А тут и война пришла. 22 июня — в тот самый день и месяц, когда увели отца в 1937 году. Запомнила этот день навеки. Пришла война для нас, студентов, совсем неожиданно. Узнали днем на занятиях, и мальчишки тут же побежали записываться добровольцами, но студентов пока не брали, а мы, девчонки, тоже сразу в медсестры. Все происходило с невероятной быстротой, но ощущения скорого конца войны не было. Нет, нам казалось, что долго-долго никаких мирных дней не увидим. Не помню, чтобы вслух выражали признаки особого патриотизма, произносили речи. Нет. Просто пошли записываться добровольцами. Больше задела, и очень сильно, отмена стипендий для всех, независимо от успеваемости. Тут же многие из ребят стали искать работу, занятия пропускали, а некоторые вообще бросили институт и разъехались по домам.
Наша небольшая компания бодрилась и делала незаинтересованный вид — ну что там война, ничего, поживем еще. Иной раз собирались вместе поболтать, повеселиться, что-нибудь вкусное поесть — пока всего полно в магазинах, еще только начало. То собирались у одной подружки — квартира пустая, то у другой — в доме Нирнзее, доме примечательном, самом высоком в Москве, где длиннющие коридоры, устланные красными дорожками, и всё двери, двери, двери, а за ними отдельные маленькие квартирки [163]. В той, где мы собирались, две комнаты, отделенные аркой, и забавная маленькая кухонька. Зато вид в окно замечательный — высоко, вся Москва перед тобой. Воображаем (до чего же наивно, по-детски) «пир во время чумы». Как же, на столе пирожные и бутылка вина (вот так пир!) марки Шато Икем — якобы французское. Такого вина я больше никогда не встречала [164]. Но и этого мало. Бегаем в оперетту, в сад «Эрмитаж». Там ставят бессмертную «Сильву» Кальмана. Героиню играет известная чешская актриса с русской фамилией Стефания Петрова (только ударение на первом слоге). Отец героя — великолепный Ярон [165]. Постановка блестящая. В разгар действия — воздушная тревога. Не думайте, что все разбежались или попрятались. Нет. Вышли в сад под деревья. Тревога быстро кончилась, к счастью, и мы успешно дослушали и досмотрели любимую оперетту. Наслаждались в Художественном «Пиквиком», а в ложе справа сидел Антони Иден (лорд Эйвон) — министр иностранных дел Великобритании, нашей союзницы. Вспоминала, как с родителями смотрела «Дни Турбиных», и в ложе — наше правительство. Вспоминала, как с отцом слушали скучнейшую грузинскую оперу Палиашвили «Абесалом и Этери» в Большом, и в ложе сидел Сталин (была декада грузинской культуры).

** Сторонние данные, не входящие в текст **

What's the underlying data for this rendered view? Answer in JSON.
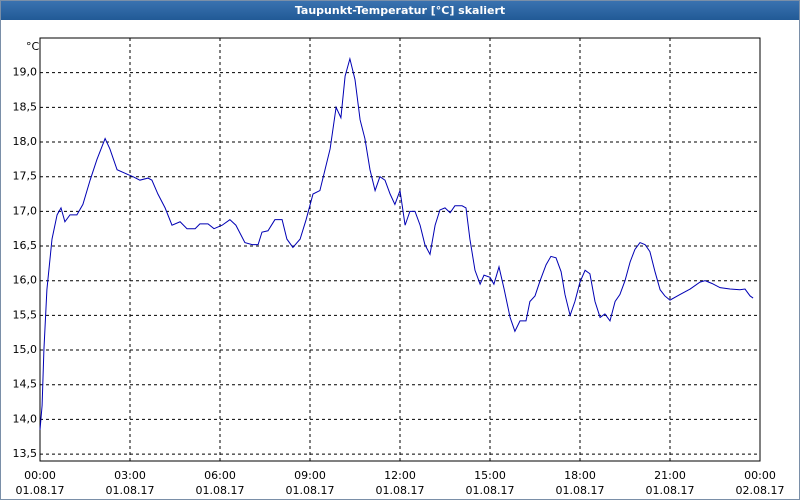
{
  "chart_data": {
    "type": "line",
    "title": "Taupunkt-Temperatur [°C] skaliert",
    "y_unit": "°C",
    "x": [
      0,
      0.07,
      0.13,
      0.23,
      0.4,
      0.57,
      0.7,
      0.83,
      1.0,
      1.23,
      1.43,
      1.67,
      1.9,
      2.17,
      2.33,
      2.57,
      2.83,
      3.1,
      3.33,
      3.6,
      3.73,
      3.93,
      4.17,
      4.4,
      4.67,
      4.9,
      5.17,
      5.33,
      5.6,
      5.8,
      6.07,
      6.33,
      6.53,
      6.83,
      7.07,
      7.27,
      7.4,
      7.6,
      7.83,
      8.07,
      8.23,
      8.43,
      8.67,
      8.87,
      9.1,
      9.33,
      9.5,
      9.67,
      9.87,
      10.03,
      10.17,
      10.33,
      10.5,
      10.67,
      10.83,
      11.0,
      11.17,
      11.33,
      11.5,
      11.67,
      11.83,
      12.0,
      12.17,
      12.33,
      12.5,
      12.67,
      12.83,
      13.0,
      13.17,
      13.33,
      13.5,
      13.67,
      13.83,
      14.07,
      14.2,
      14.33,
      14.5,
      14.67,
      14.8,
      15.0,
      15.13,
      15.3,
      15.47,
      15.67,
      15.83,
      16.0,
      16.2,
      16.33,
      16.5,
      16.67,
      16.87,
      17.03,
      17.2,
      17.37,
      17.5,
      17.67,
      17.83,
      18.0,
      18.17,
      18.33,
      18.5,
      18.67,
      18.83,
      19.0,
      19.17,
      19.33,
      19.5,
      19.67,
      19.83,
      20.0,
      20.17,
      20.33,
      20.5,
      20.67,
      20.83,
      21.0,
      21.33,
      21.67,
      22.0,
      22.17,
      22.4,
      22.67,
      23.0,
      23.33,
      23.5,
      23.67,
      23.77
    ],
    "series": [
      {
        "color": "#0000b4",
        "values": [
          13.85,
          14.2,
          15.0,
          15.87,
          16.6,
          16.95,
          17.05,
          16.85,
          16.95,
          16.95,
          17.1,
          17.45,
          17.75,
          18.05,
          17.9,
          17.6,
          17.55,
          17.5,
          17.45,
          17.48,
          17.45,
          17.25,
          17.05,
          16.8,
          16.85,
          16.75,
          16.75,
          16.82,
          16.82,
          16.75,
          16.8,
          16.88,
          16.8,
          16.55,
          16.52,
          16.52,
          16.7,
          16.72,
          16.88,
          16.88,
          16.6,
          16.48,
          16.6,
          16.88,
          17.25,
          17.3,
          17.6,
          17.9,
          18.5,
          18.35,
          18.95,
          19.2,
          18.9,
          18.32,
          18.05,
          17.6,
          17.3,
          17.5,
          17.45,
          17.25,
          17.1,
          17.3,
          16.8,
          17.0,
          17.0,
          16.8,
          16.52,
          16.38,
          16.8,
          17.02,
          17.05,
          16.98,
          17.08,
          17.08,
          17.05,
          16.6,
          16.15,
          15.95,
          16.08,
          16.05,
          15.95,
          16.2,
          15.88,
          15.47,
          15.27,
          15.42,
          15.42,
          15.7,
          15.78,
          16.0,
          16.23,
          16.35,
          16.33,
          16.13,
          15.8,
          15.5,
          15.7,
          15.98,
          16.15,
          16.1,
          15.7,
          15.47,
          15.52,
          15.42,
          15.7,
          15.8,
          16.0,
          16.27,
          16.45,
          16.55,
          16.52,
          16.42,
          16.13,
          15.87,
          15.78,
          15.72,
          15.8,
          15.88,
          15.98,
          16.0,
          15.96,
          15.9,
          15.88,
          15.87,
          15.88,
          15.78,
          15.75
        ]
      }
    ],
    "xlim": [
      0,
      24
    ],
    "xticks": [
      {
        "value": 0,
        "label": "00:00"
      },
      {
        "value": 3,
        "label": "03:00"
      },
      {
        "value": 6,
        "label": "06:00"
      },
      {
        "value": 9,
        "label": "09:00"
      },
      {
        "value": 12,
        "label": "12:00"
      },
      {
        "value": 15,
        "label": "15:00"
      },
      {
        "value": 18,
        "label": "18:00"
      },
      {
        "value": 21,
        "label": "21:00"
      },
      {
        "value": 24,
        "label": "00:00"
      }
    ],
    "xtick_dates": [
      "01.08.17",
      "01.08.17",
      "01.08.17",
      "01.08.17",
      "01.08.17",
      "01.08.17",
      "01.08.17",
      "01.08.17",
      "02.08.17"
    ],
    "ylim": [
      13.4,
      19.5
    ],
    "yticks": [
      {
        "value": 13.5,
        "label": "13,5"
      },
      {
        "value": 14.0,
        "label": "14,0"
      },
      {
        "value": 14.5,
        "label": "14,5"
      },
      {
        "value": 15.0,
        "label": "15,0"
      },
      {
        "value": 15.5,
        "label": "15,5"
      },
      {
        "value": 16.0,
        "label": "16,0"
      },
      {
        "value": 16.5,
        "label": "16,5"
      },
      {
        "value": 17.0,
        "label": "17,0"
      },
      {
        "value": 17.5,
        "label": "17,5"
      },
      {
        "value": 18.0,
        "label": "18,0"
      },
      {
        "value": 18.5,
        "label": "18,5"
      },
      {
        "value": 19.0,
        "label": "19,0"
      }
    ],
    "grid": true
  }
}
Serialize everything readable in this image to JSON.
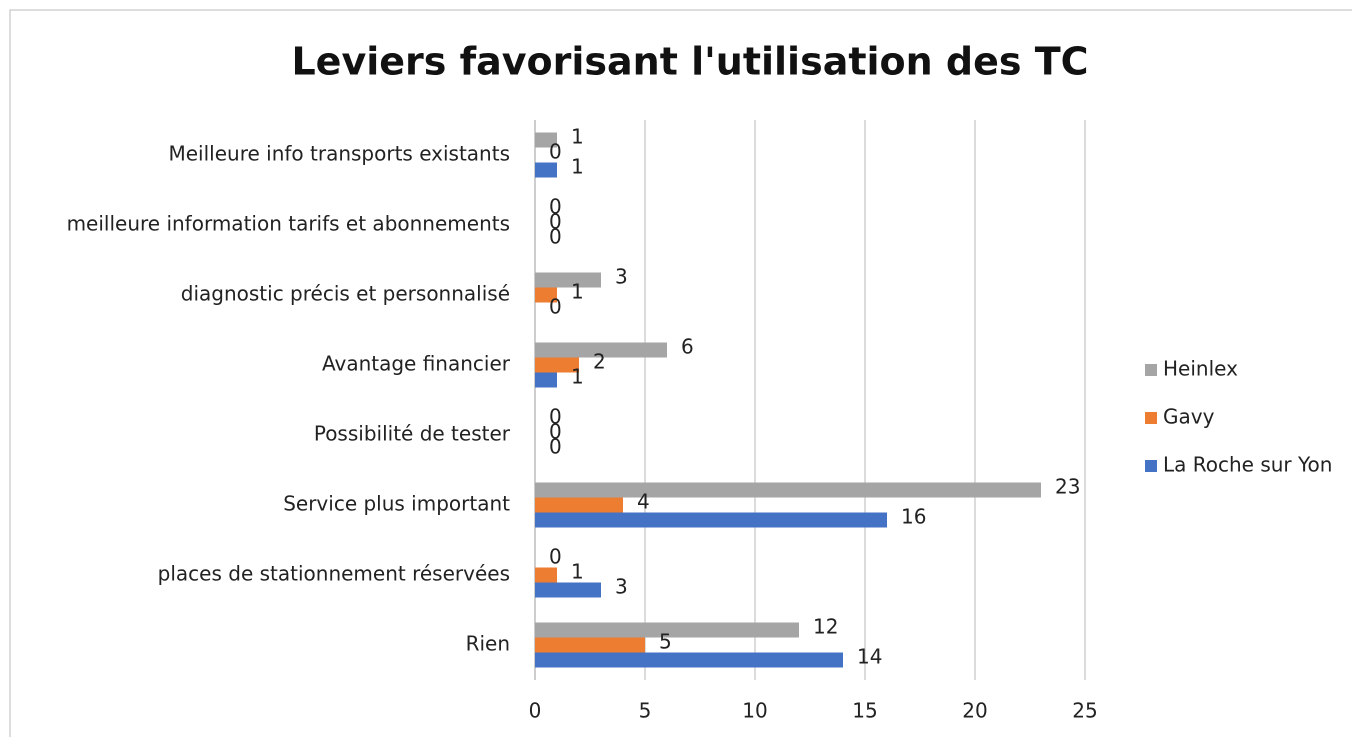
{
  "chart_data": {
    "type": "hbar",
    "title": "Leviers favorisant l'utilisation des TC",
    "categories": [
      "Meilleure info transports existants",
      "meilleure information tarifs et abonnements",
      "diagnostic précis et personnalisé",
      "Avantage financier",
      "Possibilité de tester",
      "Service plus important",
      "places de stationnement réservées",
      "Rien"
    ],
    "series": [
      {
        "name": "Heinlex",
        "color": "#a5a5a5",
        "values": [
          1,
          0,
          3,
          6,
          0,
          23,
          0,
          12
        ]
      },
      {
        "name": "Gavy",
        "color": "#ed7d31",
        "values": [
          0,
          0,
          1,
          2,
          0,
          4,
          1,
          5
        ]
      },
      {
        "name": "La Roche sur Yon",
        "color": "#4472c4",
        "values": [
          1,
          0,
          0,
          1,
          0,
          16,
          3,
          14
        ]
      }
    ],
    "xlim": [
      0,
      25
    ],
    "xticks": [
      0,
      5,
      10,
      15,
      20,
      25
    ],
    "grid": true,
    "legend": "right"
  }
}
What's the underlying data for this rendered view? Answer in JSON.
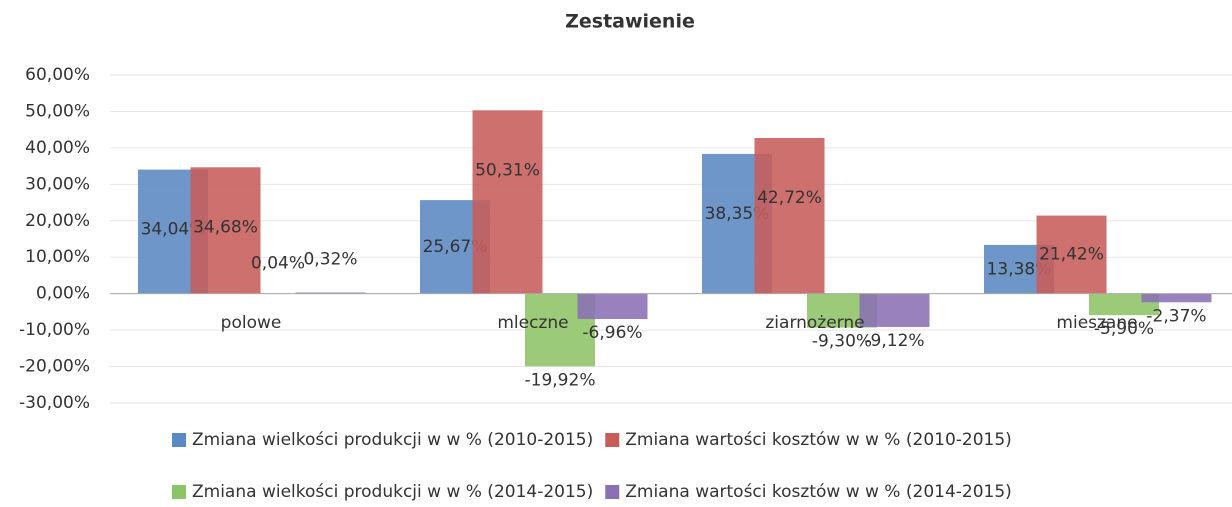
{
  "chart_data": {
    "type": "bar",
    "title": "Zestawienie",
    "categories": [
      "polowe",
      "mleczne",
      "ziarnożerne",
      "mieszane"
    ],
    "series": [
      {
        "name": "Zmiana wielkości produkcji w  w % (2010-2015)",
        "color": "#5a88c2",
        "values": [
          34.04,
          25.67,
          38.35,
          13.38
        ],
        "value_labels": [
          "34,04%",
          "25,67%",
          "38,35%",
          "13,38%"
        ]
      },
      {
        "name": "Zmiana wartości kosztów w  w % (2010-2015)",
        "color": "#c75d5a",
        "values": [
          34.68,
          50.31,
          42.72,
          21.42
        ],
        "value_labels": [
          "34,68%",
          "50,31%",
          "42,72%",
          "21,42%"
        ]
      },
      {
        "name": "Zmiana wielkości produkcji w  w % (2014-2015)",
        "color": "#8dc465",
        "values": [
          0.04,
          -19.92,
          -9.3,
          -5.9
        ],
        "value_labels": [
          "0,04%",
          "-19,92%",
          "-9,30%",
          "-5,90%"
        ]
      },
      {
        "name": "Zmiana wartości kosztów w  w % (2014-2015)",
        "color": "#8a70b4",
        "values": [
          0.32,
          -6.96,
          -9.12,
          -2.37
        ],
        "value_labels": [
          "0,32%",
          "-6,96%",
          "-9,12%",
          "-2,37%"
        ]
      }
    ],
    "ylim": [
      -30,
      60
    ],
    "yticks": [
      {
        "value": -30,
        "label": "-30,00%"
      },
      {
        "value": -20,
        "label": "-20,00%"
      },
      {
        "value": -10,
        "label": "-10,00%"
      },
      {
        "value": 0,
        "label": "0,00%"
      },
      {
        "value": 10,
        "label": "10,00%"
      },
      {
        "value": 20,
        "label": "20,00%"
      },
      {
        "value": 30,
        "label": "30,00%"
      },
      {
        "value": 40,
        "label": "40,00%"
      },
      {
        "value": 50,
        "label": "50,00%"
      },
      {
        "value": 60,
        "label": "60,00%"
      }
    ],
    "grid": true
  }
}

А тут — вовсю идет война, настигает нас.
Уже заклеивают окна бумажными полосами (от взрывной волны), ставят ящики с песком у подъездов под стенами домов — от зажигательных бомб: песок будет их гасить. Но, думаем мы, ведь их еще надо поймать и сбросить в песок, значит, придется лезть на крышу и дежурить, скорее всего ночью. Тут мы задумываемся, и особенно когда неожиданно среди ночи раздается вой сирен, лучи прожекторов скрещиваются в небе, гул летящих самолетов, выстрелы, видимо, зениток, падающие осколки непонятно чего, то ли бомб, то ли сбитых самолетов. Ужас охватывает нас, но вот и отбой дают. Что же случилось? Неужели немцы так дерзко прорвались в Москву? Да ничего не случилось — это пробная тревога. А ну-ка посмотрим, как поведут себя москвичи? Для москвичей же, особенно старшего возраста, — испытание тяжелое. У кого обморок, у кого дыхание перехватило, у кого сердечный приступ. Впоследствии мне рассказал Алексей Федорович Лосев, что его учитель по университету, близкий ему человек, уже старик, известный ученый и член академии наук СССР Николай Иванович Новосадский скончался от сердечного приступа в эту замечательную ночь имитации вражеского налета.